So this was my very first time making homemade cinnamon rolls, and these were heavenly. These may have been the best cinnamon rolls I had ever tasted. Honestly. They turned out so much better than I expected. And all of our neighbors could smell them in our complex. The only thing I would suggest is to half this recipe if you're just making them for a couple of people. We had to give some away to friends because we had about two whole pans of these suckers. They were absolutely DELICIOUS though. Enjoy!
·
1/2 c. very warm water
·
1 T. sugar
·
2 T. yeast
·
1/2 c. melted butter
·
2 eggs
·
2 t. salt
·
1/2 c. sugar
·
1 1/2 c. warm milk
·
5 1/2 c. flour (I
usually sneak in about 2 cups whole wheat and then finish it off with
unbleached)
·
butter
·
brown sugar
·
sugar
·
cinnamon
Icing
·
butter
·
vanilla
·
milk
·
powdered sugar
1. Combine water, 1 T. sugar and yeast.

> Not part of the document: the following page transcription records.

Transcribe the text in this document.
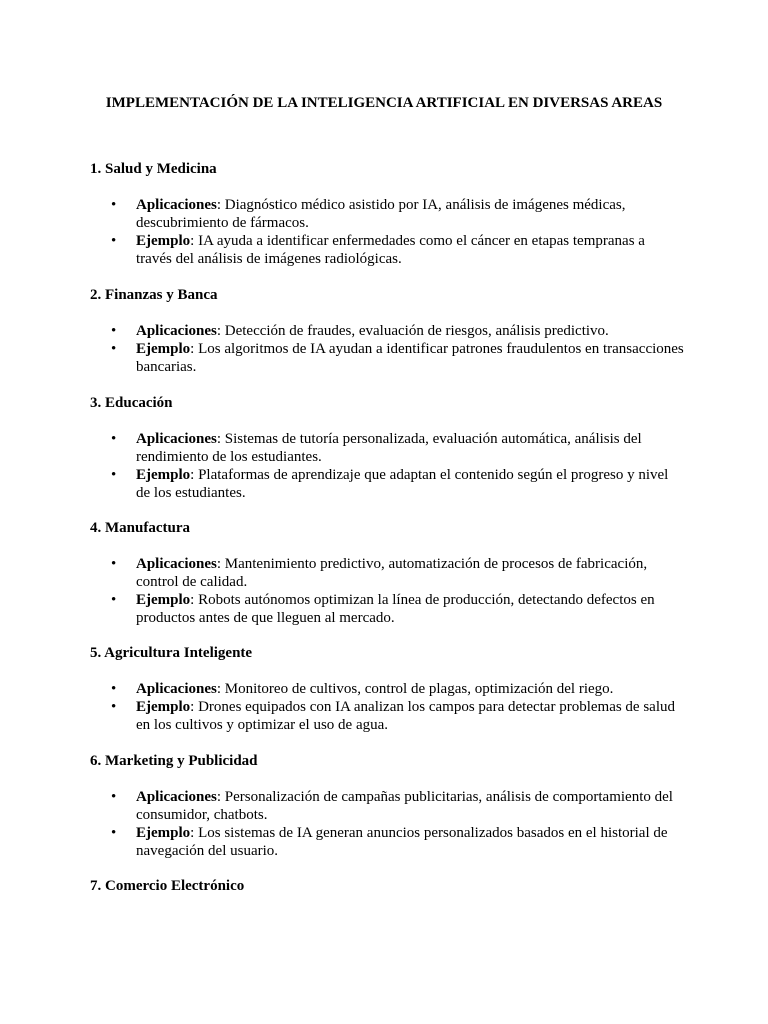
IMPLEMENTACIÓN DE LA INTELIGENCIA ARTIFICIAL EN DIVERSAS AREAS
1. Salud y Medicina
• Aplicaciones: Diagnóstico médico asistido por IA, análisis de imágenes médicas, descubrimiento de fármacos.
• Ejemplo: IA ayuda a identificar enfermedades como el cáncer en etapas tempranas a través del análisis de imágenes radiológicas.
2. Finanzas y Banca
• Aplicaciones: Detección de fraudes, evaluación de riesgos, análisis predictivo.
• Ejemplo: Los algoritmos de IA ayudan a identificar patrones fraudulentos en transacciones bancarias.
3. Educación
• Aplicaciones: Sistemas de tutoría personalizada, evaluación automática, análisis del rendimiento de los estudiantes.
• Ejemplo: Plataformas de aprendizaje que adaptan el contenido según el progreso y nivel de los estudiantes.
4. Manufactura
• Aplicaciones: Mantenimiento predictivo, automatización de procesos de fabricación, control de calidad.
• Ejemplo: Robots autónomos optimizan la línea de producción, detectando defectos en productos antes de que lleguen al mercado.
5. Agricultura Inteligente
• Aplicaciones: Monitoreo de cultivos, control de plagas, optimización del riego.
• Ejemplo: Drones equipados con IA analizan los campos para detectar problemas de salud en los cultivos y optimizar el uso de agua.
6. Marketing y Publicidad
• Aplicaciones: Personalización de campañas publicitarias, análisis de comportamiento del consumidor, chatbots.
• Ejemplo: Los sistemas de IA generan anuncios personalizados basados en el historial de navegación del usuario.
7. Comercio Electrónico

Set
aside for 5 minutes to activate.
2. Mix 1/2 c. sugar, melted butter, eggs, and
salt. Add yeast mixture.
3. Stir in warm milk.
4. Add 5 cups flour, 1-2 cups at a time.
5. Knead dough on a well-floured surface, adding
flour as necessary, until dough isn’t sticky.
6. Let rise until double in a clean, oiled bowl.
7. Punch down risen dough. Separate into
two pieces.
8. Roll out dough in a large rectangle.
Spread with softened butter. Sprinkle liberally with brown sugar, white
sugar, and cinnamon.
9. Roll dough. Floss dough into
about 12 (1-inch) rolls. Place in 9×13 pan. Let rise until double.
10. Bake at 350° for 20-22 minutes. Spread
icing while hot.
For
icing, melt butter (about 2 T.). Add 1 tsp. vanilla and 2 T. milk.
Sift powdered sugar into mixture and stir well. I never measure
this. You can absolutely use more of any ingredient.